Consequently, if the underlying sea-surface temperature were unchanging, tropical cyclones would get stronger and stronger as they move to higher latitudes. The reason they tend to peter out at latitudes greater than 30 degrees is because the underlying sea surface temperature cools, eventually falling below the critical threshold of 26 C, so at present they’re confined to within the topics, as shown below.
They’re called tropical cyclones in the South Pacific, Hurricanes in the Caribbean and Typhoons in the North Pacific. But they’re all the same thing. It looks like we’ll need to change that name that we use in this part of the world, because more and more, they won’t in the future be confined to the Tropics (defined as between the topics of Cancer (23.5 N) and Capricorn (23 S).
As the planet warms, so does the ocean surface.

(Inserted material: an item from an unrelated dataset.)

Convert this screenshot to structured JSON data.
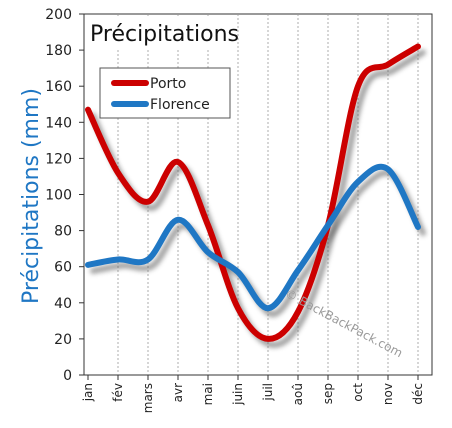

In future, those warmer oceans will allow the storms to continue unabated to much higher latitudes, to wreak havoc on places currently largely unaffected by them. Places like New Zealand for example. Although we occasionally suffer huge damage from these beasts - the cost of Cyclone Gabrielle earlier this year is estimated at NZ$13.5 billion - by the time they get this far south they’ve always lost their full fury and have been degraded to tropical storms. That won’t always be the case in the future.

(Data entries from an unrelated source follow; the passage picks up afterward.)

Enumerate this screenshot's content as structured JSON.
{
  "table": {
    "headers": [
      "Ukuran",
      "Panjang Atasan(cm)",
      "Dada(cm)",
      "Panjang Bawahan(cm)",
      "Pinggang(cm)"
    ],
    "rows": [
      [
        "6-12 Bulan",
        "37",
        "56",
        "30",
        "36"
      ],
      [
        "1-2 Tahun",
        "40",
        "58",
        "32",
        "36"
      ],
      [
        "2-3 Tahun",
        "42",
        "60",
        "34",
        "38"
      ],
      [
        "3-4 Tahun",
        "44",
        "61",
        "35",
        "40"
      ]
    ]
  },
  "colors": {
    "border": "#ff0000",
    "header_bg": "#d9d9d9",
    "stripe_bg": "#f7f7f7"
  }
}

The contour map below, from here, shows current annual mean temperature of the oceans.
At mid latitudes like New Zealand’s, the ocean temperatures have a mean seasonal variation of about 8 C, so temperatures greater than the critical 26 C threshold already occur not far to the north of the country. In recent summers, anomalously high temperatures - sometimes exceeding 24 C - have already been seen in the Tasman Sea between New Zealand and Australia. In some areas the temperature there is currently increasing at the rate of more than 0.3 C per decade, so that threshold of 26 C isn’t far away in time or distance.
The penetration of tropical cyclones this to latitudes far from the equator is a question of when, not if. With those stronger Coriolis forces, when they arrive, we’ll know about it!
For most, they’ll hit home long before the threat of rising sea levels that I mentioned here a couple of weeks back.
A slight modification may be needed to Alan Jay Lerner’s “…. In Hertford, Hereford, and Hampshire, Hurricanes hardly happen”. Just an extra e and d, at the end perhaps? 😊 But perhaps not. Those English Counties are way further from the equator than any point in New Zealand (that’s the main reason why their UV is so much less and skin cancer rates are so much lower). You can see from the map above that ocean temperatures off the UK aren’t much different from off New Zealand at present, but that’s only because of the Gulf Stream brings energy from equator. In a future warmer world that flow will be much weaker.